# Robust Regression

Robust regression is an alternative to least squares regression when data are contaminated with outliers or influential observations, and it can also be used for the purpose of detecting influential observations.

Some terms in linear regression.
Residual: The difference between the predicted value (based on the regression equation) and the actual, observed value.
Outlier: In linear regression, an outlier is an observation with large residual. In other words, it is an observation whose dependent-variable value is unusual given its value on the predictor variables. An outlier may indicate a sample peculiarity or may indicate a data entry error or other problem.
Leverage: An observation with an extreme value on a predictor variable is a point with high leverage. Leverage is a measure of how far an independent variable deviates from its mean. High leverage points can have a great amount of effect on the estimate of regression coefficients.
Influence: An observation is said to be influential if removing the observation substantially changes the estimate of the regression coefficients. Influence can be thought of as the product of leverage and outlierness.
Cook’s distance (or Cook’s D): A measure that combines the information of leverage and residual of the observation.

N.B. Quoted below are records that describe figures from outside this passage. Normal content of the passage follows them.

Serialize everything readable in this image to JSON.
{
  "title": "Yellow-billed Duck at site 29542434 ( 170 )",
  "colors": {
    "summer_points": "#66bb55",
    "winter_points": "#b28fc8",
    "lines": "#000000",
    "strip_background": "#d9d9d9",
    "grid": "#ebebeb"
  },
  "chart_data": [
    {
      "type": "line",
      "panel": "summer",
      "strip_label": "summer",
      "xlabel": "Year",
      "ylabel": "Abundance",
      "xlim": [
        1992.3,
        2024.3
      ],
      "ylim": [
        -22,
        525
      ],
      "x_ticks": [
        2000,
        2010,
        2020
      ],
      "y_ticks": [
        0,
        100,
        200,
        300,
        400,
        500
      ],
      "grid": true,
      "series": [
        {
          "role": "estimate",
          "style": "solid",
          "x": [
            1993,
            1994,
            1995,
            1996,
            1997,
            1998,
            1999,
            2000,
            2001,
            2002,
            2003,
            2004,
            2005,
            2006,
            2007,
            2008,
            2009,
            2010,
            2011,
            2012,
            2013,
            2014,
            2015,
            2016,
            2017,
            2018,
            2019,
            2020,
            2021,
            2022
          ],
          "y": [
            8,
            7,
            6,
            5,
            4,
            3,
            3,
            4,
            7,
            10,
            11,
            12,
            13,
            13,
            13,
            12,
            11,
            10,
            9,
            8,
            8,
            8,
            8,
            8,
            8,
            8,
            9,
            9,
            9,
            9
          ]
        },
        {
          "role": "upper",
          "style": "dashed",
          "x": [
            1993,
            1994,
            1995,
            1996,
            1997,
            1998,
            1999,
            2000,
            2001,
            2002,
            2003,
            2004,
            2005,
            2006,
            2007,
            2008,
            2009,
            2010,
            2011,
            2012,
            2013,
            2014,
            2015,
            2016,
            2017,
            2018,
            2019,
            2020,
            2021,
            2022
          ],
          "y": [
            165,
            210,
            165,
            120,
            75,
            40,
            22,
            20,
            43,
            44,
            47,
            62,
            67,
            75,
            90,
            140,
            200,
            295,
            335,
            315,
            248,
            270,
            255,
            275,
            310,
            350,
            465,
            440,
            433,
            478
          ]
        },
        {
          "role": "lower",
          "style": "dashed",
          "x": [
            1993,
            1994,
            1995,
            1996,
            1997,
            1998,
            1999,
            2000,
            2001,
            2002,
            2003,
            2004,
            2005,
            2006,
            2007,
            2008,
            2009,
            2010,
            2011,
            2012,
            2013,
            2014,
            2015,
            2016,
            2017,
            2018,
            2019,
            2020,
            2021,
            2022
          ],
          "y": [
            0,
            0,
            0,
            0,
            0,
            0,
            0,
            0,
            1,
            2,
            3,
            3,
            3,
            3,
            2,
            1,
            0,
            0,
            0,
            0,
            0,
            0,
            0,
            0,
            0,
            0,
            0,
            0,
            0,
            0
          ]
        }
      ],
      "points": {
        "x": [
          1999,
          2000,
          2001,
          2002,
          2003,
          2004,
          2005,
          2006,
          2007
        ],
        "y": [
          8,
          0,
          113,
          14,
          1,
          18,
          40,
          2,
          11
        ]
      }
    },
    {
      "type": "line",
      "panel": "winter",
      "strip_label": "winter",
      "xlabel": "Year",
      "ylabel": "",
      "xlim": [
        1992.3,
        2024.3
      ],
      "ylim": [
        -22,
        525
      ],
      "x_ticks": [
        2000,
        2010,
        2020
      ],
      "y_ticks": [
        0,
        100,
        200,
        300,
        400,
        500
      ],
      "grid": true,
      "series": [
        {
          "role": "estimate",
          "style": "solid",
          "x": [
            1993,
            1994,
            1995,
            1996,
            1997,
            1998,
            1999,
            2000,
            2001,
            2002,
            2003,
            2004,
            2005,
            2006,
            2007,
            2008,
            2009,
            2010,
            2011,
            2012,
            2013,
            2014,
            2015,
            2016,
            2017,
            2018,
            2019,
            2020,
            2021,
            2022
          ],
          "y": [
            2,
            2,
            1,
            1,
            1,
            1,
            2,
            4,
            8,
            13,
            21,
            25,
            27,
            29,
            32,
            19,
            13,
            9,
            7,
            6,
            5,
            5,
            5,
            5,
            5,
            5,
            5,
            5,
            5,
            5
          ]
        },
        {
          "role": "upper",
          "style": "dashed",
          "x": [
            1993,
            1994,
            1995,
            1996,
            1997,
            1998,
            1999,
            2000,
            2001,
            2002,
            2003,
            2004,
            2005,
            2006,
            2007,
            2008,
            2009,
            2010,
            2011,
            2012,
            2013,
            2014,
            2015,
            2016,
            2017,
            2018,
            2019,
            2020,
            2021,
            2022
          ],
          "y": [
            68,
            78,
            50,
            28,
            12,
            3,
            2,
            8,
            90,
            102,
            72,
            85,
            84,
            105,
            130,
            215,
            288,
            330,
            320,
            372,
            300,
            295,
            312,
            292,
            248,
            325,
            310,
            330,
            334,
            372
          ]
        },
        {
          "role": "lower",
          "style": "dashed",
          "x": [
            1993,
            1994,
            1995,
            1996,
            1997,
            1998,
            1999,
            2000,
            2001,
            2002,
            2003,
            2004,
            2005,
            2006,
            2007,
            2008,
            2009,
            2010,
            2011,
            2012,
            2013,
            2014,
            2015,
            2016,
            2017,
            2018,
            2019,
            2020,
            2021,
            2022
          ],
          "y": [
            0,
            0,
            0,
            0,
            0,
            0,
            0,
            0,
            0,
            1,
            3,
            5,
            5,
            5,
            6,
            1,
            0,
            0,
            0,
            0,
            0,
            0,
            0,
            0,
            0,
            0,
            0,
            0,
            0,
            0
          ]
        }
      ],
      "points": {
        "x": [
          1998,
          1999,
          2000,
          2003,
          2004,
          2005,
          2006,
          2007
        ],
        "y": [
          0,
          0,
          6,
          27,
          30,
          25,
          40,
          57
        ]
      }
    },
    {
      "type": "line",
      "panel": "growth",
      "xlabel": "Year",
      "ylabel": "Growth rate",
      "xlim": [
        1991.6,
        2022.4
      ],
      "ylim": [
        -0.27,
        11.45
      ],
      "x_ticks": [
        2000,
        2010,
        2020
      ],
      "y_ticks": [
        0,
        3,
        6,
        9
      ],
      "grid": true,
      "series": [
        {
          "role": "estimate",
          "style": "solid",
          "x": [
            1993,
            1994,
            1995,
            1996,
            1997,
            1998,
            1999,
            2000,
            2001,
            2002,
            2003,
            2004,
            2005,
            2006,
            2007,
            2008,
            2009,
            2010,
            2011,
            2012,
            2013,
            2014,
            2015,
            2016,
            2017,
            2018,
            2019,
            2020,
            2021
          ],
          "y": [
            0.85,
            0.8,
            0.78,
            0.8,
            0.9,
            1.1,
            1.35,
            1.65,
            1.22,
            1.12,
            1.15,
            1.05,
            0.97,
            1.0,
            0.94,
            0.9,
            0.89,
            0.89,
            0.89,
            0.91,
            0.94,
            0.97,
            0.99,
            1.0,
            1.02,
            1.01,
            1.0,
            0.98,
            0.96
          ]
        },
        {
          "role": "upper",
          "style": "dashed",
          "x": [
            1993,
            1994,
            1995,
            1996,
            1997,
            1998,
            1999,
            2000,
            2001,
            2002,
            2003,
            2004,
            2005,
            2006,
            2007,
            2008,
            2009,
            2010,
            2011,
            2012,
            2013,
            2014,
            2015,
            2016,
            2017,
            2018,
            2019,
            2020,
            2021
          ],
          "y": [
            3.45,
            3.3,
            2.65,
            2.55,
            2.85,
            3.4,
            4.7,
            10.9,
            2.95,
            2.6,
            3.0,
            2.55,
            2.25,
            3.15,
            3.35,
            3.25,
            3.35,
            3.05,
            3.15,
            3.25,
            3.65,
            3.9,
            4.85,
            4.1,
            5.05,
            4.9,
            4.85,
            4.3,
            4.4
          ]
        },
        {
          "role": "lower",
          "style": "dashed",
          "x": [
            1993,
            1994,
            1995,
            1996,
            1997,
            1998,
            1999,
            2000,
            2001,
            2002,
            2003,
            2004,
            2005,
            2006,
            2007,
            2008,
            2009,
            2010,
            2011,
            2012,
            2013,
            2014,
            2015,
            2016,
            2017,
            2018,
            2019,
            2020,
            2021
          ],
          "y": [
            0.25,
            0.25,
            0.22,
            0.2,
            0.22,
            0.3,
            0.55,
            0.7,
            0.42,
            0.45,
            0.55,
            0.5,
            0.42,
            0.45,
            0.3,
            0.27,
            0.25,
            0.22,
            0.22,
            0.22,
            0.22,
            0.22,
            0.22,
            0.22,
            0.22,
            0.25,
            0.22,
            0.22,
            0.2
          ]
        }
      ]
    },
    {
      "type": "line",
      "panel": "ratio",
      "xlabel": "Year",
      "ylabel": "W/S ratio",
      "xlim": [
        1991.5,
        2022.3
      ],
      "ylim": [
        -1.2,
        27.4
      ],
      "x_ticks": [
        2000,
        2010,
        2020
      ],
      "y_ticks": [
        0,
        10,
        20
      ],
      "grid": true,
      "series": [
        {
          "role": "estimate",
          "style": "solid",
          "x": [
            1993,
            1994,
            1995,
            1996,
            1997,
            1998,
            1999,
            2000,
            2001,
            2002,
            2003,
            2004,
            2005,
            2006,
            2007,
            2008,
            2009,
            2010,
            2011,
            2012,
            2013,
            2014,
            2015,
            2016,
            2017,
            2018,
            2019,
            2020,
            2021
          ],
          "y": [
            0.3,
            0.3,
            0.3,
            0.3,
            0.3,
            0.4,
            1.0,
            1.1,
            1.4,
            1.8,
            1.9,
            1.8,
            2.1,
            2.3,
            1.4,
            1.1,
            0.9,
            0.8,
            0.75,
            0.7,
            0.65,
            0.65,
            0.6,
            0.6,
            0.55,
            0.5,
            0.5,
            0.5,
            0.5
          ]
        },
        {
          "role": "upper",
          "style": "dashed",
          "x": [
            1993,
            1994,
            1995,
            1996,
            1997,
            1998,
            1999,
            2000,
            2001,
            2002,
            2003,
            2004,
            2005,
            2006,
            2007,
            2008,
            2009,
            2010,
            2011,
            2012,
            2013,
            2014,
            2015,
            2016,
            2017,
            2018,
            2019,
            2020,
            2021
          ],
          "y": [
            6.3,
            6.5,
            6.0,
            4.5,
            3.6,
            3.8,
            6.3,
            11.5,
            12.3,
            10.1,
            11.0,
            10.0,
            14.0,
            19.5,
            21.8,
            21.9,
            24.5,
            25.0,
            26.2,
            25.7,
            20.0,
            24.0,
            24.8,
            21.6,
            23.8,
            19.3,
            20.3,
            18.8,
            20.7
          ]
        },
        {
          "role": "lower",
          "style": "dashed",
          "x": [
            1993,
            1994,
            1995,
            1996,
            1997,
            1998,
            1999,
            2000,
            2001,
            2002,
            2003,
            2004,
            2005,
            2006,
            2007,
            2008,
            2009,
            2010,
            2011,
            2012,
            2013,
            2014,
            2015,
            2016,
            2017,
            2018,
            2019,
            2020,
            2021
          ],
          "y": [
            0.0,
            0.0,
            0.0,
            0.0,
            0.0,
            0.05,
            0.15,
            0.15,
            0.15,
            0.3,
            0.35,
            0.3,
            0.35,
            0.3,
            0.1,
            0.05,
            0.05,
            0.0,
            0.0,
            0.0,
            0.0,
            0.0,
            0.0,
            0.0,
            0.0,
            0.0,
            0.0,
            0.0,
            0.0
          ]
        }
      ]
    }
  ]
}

Robust regression can be used in any situation in which you would use least squares regression. When fitting a least squares regression, we might find some outliers or high leverage data points. We have decided that these data points are not data entry errors, neither they are from a different population than most of our data. So we have no compelling reason to exclude them from the analysis. Robust regression might be a good strategy since it is a compromise between excluding these points entirely from the analysis and including all the data points and treating all them equally in OLS regression. The idea of robust regression is to weigh the observations differently based on how well behaved these observations are. Roughly speaking, it is a form of weighted and reweighted least squares regression.